At yesterday’s Meet the Expert session at the 25th Annual EAU Congress, Professor Jens Rassweiler, Chairman of the EAU Section of Uro-Technology, talked to journalists about the importance of robotics in future laparoscopic surgery.

Professor Jens Rassweiler
Professor Jens Rassweiler

No new developments in EAU guidelines concerning robotic surgery are expected, since without a Phase 3 trial it is difficult to compare robotic laparoscopic prostatectomy to open prostatectomy. It is, however, included as an alternative in the guidelines.
“About 50% of our patients are currently undergoing robotic surgery and the number is increasing. It took me some time to get used to the 3D vision and the higher magnification”, says Rassweiler
The lack of tactile feedback does not seem to be a problem; only if tissue needs to be pushed aside, but the vision helps. “There are new robots with tactile feedback, which are definitely improvements”, according to Prof. Rassweiler.
Companies with new technologies tend to focus on the industry market in view of the patent issues in the medical market.

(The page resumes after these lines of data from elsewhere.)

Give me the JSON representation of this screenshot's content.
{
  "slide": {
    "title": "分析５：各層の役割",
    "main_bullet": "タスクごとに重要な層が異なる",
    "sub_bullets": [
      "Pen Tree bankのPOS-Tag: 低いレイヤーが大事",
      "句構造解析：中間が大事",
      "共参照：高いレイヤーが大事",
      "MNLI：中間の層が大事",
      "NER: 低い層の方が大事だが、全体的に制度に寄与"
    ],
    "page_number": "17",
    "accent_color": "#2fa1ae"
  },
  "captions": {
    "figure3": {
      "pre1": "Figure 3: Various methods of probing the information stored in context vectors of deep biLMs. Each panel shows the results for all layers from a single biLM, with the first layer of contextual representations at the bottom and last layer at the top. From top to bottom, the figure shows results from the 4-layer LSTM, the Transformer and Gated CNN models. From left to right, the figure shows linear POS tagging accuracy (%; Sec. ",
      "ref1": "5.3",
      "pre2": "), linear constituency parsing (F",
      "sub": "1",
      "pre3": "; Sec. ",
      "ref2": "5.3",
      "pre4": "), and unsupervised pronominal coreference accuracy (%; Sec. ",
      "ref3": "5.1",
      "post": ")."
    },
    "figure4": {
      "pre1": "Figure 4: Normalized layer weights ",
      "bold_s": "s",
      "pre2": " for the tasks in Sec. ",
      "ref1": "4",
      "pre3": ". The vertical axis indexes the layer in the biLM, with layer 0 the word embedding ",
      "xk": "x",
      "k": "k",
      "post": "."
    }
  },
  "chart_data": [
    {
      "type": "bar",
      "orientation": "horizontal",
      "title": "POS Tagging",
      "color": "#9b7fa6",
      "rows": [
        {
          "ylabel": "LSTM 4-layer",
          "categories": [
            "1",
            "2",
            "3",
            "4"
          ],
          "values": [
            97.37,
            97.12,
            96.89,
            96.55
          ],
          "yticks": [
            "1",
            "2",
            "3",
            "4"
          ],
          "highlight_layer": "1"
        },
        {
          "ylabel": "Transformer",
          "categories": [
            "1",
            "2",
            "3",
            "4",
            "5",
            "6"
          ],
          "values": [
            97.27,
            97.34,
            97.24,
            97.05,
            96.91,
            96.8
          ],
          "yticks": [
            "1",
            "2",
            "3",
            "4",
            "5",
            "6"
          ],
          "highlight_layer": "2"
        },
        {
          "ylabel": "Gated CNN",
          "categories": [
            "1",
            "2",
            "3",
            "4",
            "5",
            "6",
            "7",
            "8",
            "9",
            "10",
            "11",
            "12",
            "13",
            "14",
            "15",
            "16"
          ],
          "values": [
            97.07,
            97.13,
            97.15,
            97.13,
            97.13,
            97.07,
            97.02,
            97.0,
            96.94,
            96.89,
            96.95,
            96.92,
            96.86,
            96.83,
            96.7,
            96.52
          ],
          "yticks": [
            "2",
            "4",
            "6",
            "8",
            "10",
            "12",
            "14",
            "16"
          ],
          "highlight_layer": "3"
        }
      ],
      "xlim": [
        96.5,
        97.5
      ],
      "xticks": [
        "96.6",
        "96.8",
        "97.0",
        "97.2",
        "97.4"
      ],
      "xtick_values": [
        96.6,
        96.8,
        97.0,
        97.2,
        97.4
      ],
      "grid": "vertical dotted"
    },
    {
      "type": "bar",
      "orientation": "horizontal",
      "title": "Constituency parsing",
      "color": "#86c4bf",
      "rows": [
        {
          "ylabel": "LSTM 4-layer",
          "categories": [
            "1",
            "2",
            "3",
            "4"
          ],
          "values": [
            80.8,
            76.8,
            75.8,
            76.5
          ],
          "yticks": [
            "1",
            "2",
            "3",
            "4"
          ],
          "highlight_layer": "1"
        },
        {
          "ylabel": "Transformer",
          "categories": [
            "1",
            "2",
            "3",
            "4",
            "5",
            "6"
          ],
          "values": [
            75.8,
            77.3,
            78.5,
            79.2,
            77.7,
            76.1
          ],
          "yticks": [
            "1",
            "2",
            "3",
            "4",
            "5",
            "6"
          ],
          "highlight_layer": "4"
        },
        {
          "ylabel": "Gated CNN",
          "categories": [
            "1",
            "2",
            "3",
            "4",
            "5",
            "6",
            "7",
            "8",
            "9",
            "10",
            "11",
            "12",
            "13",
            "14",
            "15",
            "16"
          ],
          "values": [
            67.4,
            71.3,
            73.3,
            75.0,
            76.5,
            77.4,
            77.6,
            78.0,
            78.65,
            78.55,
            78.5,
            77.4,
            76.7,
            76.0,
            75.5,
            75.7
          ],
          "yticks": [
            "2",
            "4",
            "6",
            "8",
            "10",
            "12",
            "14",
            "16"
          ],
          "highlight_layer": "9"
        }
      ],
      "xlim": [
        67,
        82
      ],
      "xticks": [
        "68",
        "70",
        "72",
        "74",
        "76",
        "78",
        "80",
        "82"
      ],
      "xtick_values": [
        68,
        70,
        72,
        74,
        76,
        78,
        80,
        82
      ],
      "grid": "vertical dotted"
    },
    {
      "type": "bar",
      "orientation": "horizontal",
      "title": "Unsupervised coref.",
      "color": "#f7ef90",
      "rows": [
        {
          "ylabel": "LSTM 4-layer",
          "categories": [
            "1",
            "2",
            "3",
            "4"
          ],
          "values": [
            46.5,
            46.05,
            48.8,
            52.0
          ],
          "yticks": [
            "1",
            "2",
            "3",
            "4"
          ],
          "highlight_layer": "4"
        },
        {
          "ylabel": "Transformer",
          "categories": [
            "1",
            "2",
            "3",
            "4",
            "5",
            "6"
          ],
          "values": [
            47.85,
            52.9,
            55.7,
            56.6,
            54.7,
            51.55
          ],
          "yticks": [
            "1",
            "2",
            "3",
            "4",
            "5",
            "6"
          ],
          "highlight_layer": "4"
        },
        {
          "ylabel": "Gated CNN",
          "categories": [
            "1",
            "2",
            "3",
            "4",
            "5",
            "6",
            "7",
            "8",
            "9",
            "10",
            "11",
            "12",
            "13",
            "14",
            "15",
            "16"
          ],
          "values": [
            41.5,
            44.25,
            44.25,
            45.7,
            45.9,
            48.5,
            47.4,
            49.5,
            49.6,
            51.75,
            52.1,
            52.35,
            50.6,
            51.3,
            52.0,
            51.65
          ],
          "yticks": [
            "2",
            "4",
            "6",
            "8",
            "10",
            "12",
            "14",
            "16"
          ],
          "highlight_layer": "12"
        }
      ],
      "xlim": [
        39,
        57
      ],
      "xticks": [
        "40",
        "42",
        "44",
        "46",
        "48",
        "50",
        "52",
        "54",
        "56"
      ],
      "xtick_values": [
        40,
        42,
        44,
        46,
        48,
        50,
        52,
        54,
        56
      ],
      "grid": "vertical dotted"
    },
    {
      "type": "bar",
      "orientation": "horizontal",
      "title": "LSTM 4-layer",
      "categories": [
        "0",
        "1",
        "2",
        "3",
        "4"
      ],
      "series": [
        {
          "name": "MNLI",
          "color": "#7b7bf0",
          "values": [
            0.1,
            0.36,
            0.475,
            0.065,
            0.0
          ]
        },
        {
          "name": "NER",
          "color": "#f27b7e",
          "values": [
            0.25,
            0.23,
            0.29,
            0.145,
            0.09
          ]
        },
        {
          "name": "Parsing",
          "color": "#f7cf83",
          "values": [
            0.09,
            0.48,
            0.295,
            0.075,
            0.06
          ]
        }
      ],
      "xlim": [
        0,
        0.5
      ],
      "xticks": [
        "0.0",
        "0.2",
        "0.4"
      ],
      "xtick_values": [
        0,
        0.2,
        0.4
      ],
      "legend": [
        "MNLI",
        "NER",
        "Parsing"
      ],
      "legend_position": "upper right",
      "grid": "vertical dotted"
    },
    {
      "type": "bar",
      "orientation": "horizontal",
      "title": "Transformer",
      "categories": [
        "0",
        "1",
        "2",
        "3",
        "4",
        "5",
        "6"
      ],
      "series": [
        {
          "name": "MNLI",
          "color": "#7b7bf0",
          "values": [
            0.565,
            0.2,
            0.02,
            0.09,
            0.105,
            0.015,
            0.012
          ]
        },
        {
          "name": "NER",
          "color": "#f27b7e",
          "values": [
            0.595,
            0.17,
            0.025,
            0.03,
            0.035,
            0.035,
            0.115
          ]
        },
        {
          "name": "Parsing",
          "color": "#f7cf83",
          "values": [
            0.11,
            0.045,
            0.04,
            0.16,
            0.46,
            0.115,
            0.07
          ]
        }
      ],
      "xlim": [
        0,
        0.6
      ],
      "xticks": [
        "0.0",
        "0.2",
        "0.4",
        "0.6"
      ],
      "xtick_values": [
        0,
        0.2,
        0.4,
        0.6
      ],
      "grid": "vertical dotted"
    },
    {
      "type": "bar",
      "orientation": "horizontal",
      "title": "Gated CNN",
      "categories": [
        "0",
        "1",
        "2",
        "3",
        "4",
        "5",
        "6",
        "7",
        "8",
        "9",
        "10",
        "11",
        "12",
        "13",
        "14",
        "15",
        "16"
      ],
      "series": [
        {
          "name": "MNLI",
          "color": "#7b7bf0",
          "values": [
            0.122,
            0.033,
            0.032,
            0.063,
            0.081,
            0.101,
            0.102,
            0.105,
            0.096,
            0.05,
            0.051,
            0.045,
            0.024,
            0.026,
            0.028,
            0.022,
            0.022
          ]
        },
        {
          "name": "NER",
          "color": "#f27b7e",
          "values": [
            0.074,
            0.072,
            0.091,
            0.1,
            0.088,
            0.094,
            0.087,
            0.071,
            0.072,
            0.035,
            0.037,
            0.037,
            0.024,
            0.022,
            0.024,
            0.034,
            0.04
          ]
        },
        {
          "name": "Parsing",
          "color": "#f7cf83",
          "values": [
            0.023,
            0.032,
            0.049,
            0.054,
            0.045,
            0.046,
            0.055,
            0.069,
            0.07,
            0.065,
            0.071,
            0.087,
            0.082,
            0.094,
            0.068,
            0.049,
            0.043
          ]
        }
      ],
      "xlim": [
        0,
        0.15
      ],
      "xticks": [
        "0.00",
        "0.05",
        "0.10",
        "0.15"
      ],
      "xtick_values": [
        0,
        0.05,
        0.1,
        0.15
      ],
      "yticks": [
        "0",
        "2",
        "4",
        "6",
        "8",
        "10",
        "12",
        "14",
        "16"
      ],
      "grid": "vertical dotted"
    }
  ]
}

This interferes with the development of new technologies. “Telesurgery can however not be patented so this will be solved in the end I am sure”, says Prof. Rassweiler.

What does the future look like? Rassweiler: “The advanced future obviously includes robots. The question is which technologies will play a role. Any new technology starts expensive and becomes cheaper later on, and thus more accepted.
We should not forget the enormous development in LESS surgery at present. It can be a real competitor for the robot since it is less invasive.
The technology will also be improved, for example the vertebra technology offers vertebra segments, small joints that form the tube that goes inside. This reduces the friction while the doctor is working”.
If ergonomics can be improved, laparoscopy will get a boost because it is easier to teach.

“It is remarkable, but Europe is in the forefront of the development of these new technologies”, Rassweiler concluded.